Believes, however, there may be situations where seafood becomes contaminated through the chain and having a mechanism to trace the product back would aid in establishing the potential source of the contamination.
Suggests clause 11 becomes ‘a seafood business must have in place a system for ensuring the traceability of their products.’
suggests the current clause 11 be moved to Division 3 and be made specific for bivalve molluscs.
Division 3 – Interpretations
Suggests the following words could be removed as the remaining words adequately convey the intent:
Spat ‘…not immediately intended for human consumption…’
Relaying ‘…by using the ambient environment as a treatment process…’
States that there appears to be no evidence that pearl oyster meat will not accumulate biotoxins or heavy metals as has been shown by the abductor muscle of scallops. Believes FSANZ should consider deleting the reference to pearl oyster flesh from the definition.
Suggests the following change could add clarity to the definition for bivalve molluscs:
Change bivalve molluscs to ‘… but excludes scallops where the only part of the product consumed is the abductor muscle, and spat.’
Believes a definition for ‘wet storage’ will aid clarity, suggests:
‘Wet storage means the temporary storage of shellfish from classified areas in containers or tanks containing natural or artificial seawater for purposes other than depuration. Wet storage may be used to purge sand.’
Division 3 – Sale from areas under classification
States that it usually takes 2 years to classify an area for the collection or harvest for sale of bivalve molluscs for human consumption. For wild shellfish that have been collected from existing fisheries for a number of year, clause 16 and 17 will, in effect, close the fisheries until classification is complete. Also new aquaculture leases will be unable to sell shellfish for 2 years. The authority responsible for food safety should be able to allow existing wild fisheries to continue and new aquaculture operations to sell some product during the start up phase. Data collected during the first year will assist in deciding the conditions under which sales could be permitted.
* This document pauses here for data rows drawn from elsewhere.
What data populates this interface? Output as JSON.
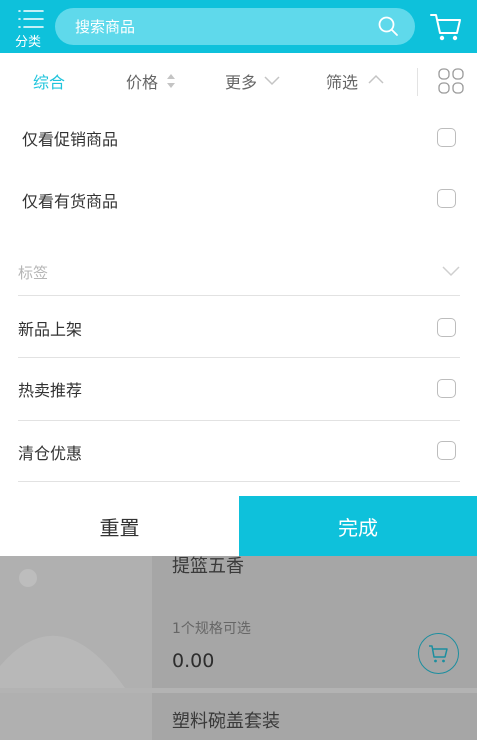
{
  "header": {
    "category_label": "分类",
    "search_placeholder": "搜索商品"
  },
  "sort_bar": {
    "items": [
      {
        "label": "综合",
        "active": true
      },
      {
        "label": "价格"
      },
      {
        "label": "更多"
      },
      {
        "label": "筛选"
      }
    ]
  },
  "filters": {
    "options": [
      {
        "label": "仅看促销商品",
        "checked": false
      },
      {
        "label": "仅看有货商品",
        "checked": false
      }
    ],
    "tag_section": {
      "title": "标签",
      "tags": [
        {
          "label": "新品上架",
          "checked": false
        },
        {
          "label": "热卖推荐",
          "checked": false
        },
        {
          "label": "清仓优惠",
          "checked": false
        }
      ]
    }
  },
  "actions": {
    "reset_label": "重置",
    "done_label": "完成"
  },
  "products": [
    {
      "name": "提篮五香",
      "spec": "1个规格可选",
      "price": "0.00"
    },
    {
      "name": "塑料碗盖套装"
    }
  ],
  "colors": {
    "accent": "#0ec1db",
    "search_bg": "#5fd9eb",
    "overlay": "#a6a6a6"
  }
}
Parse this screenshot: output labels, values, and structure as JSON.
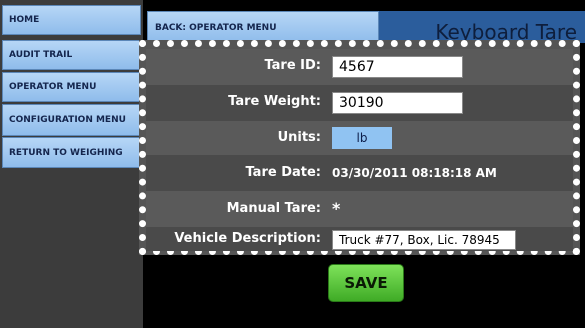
{
  "sidebar": {
    "items": [
      {
        "label": "HOME"
      },
      {
        "label": "AUDIT TRAIL"
      },
      {
        "label": "OPERATOR MENU"
      },
      {
        "label": "CONFIGURATION MENU"
      },
      {
        "label": "RETURN TO WEIGHING"
      }
    ]
  },
  "header": {
    "back_label": "BACK: OPERATOR MENU",
    "title": "Keyboard Tare"
  },
  "form": {
    "tare_id_label": "Tare ID:",
    "tare_id_value": "4567",
    "tare_weight_label": "Tare Weight:",
    "tare_weight_value": "30190",
    "units_label": "Units:",
    "units_value": "lb",
    "tare_date_label": "Tare Date:",
    "tare_date_value": "03/30/2011 08:18:18 AM",
    "manual_tare_label": "Manual Tare:",
    "manual_tare_value": "*",
    "vehicle_label": "Vehicle Description:",
    "vehicle_value": "Truck #77, Box, Lic. 78945"
  },
  "actions": {
    "save_label": "SAVE"
  },
  "colors": {
    "accent_blue": "#8fbceb",
    "title_bar": "#2b5d9c",
    "save_green": "#3fab26"
  }
}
Suggests clauses 16 and 17 be amended by adding: ‘(d) is undergoing classification and has the approval of the appropriate authority, subject to specified conditions’.
Division 3 – State Shellfish Control Authority
The State Shellfish Control Authority (SSCA) is an effective term in the ASQAP Manual. However there may be difficulty with using SSCA, as defined, as a legal entity in legislation. Particularly where the legal authority is split between agencies and/or legislation.
Suggests the term ‘SSCA’ is replaced by the term ‘appropriate authority’ or ‘controlling authority’.
Seafood Management Systems
This clause is in division 3 that is specific for bivalve molluscs. As such it should specifically refer to primary production of bivalve molluscs and the table removed.
However, the clause and table are obviously structured for future flexibility so that, if agreed, seafood management systems can be applied to another category of seafood business. In this case, clause 20 should be shifted out of division 3 and be placed after clause 15, i.e. in the general seafood businesses section of the standard.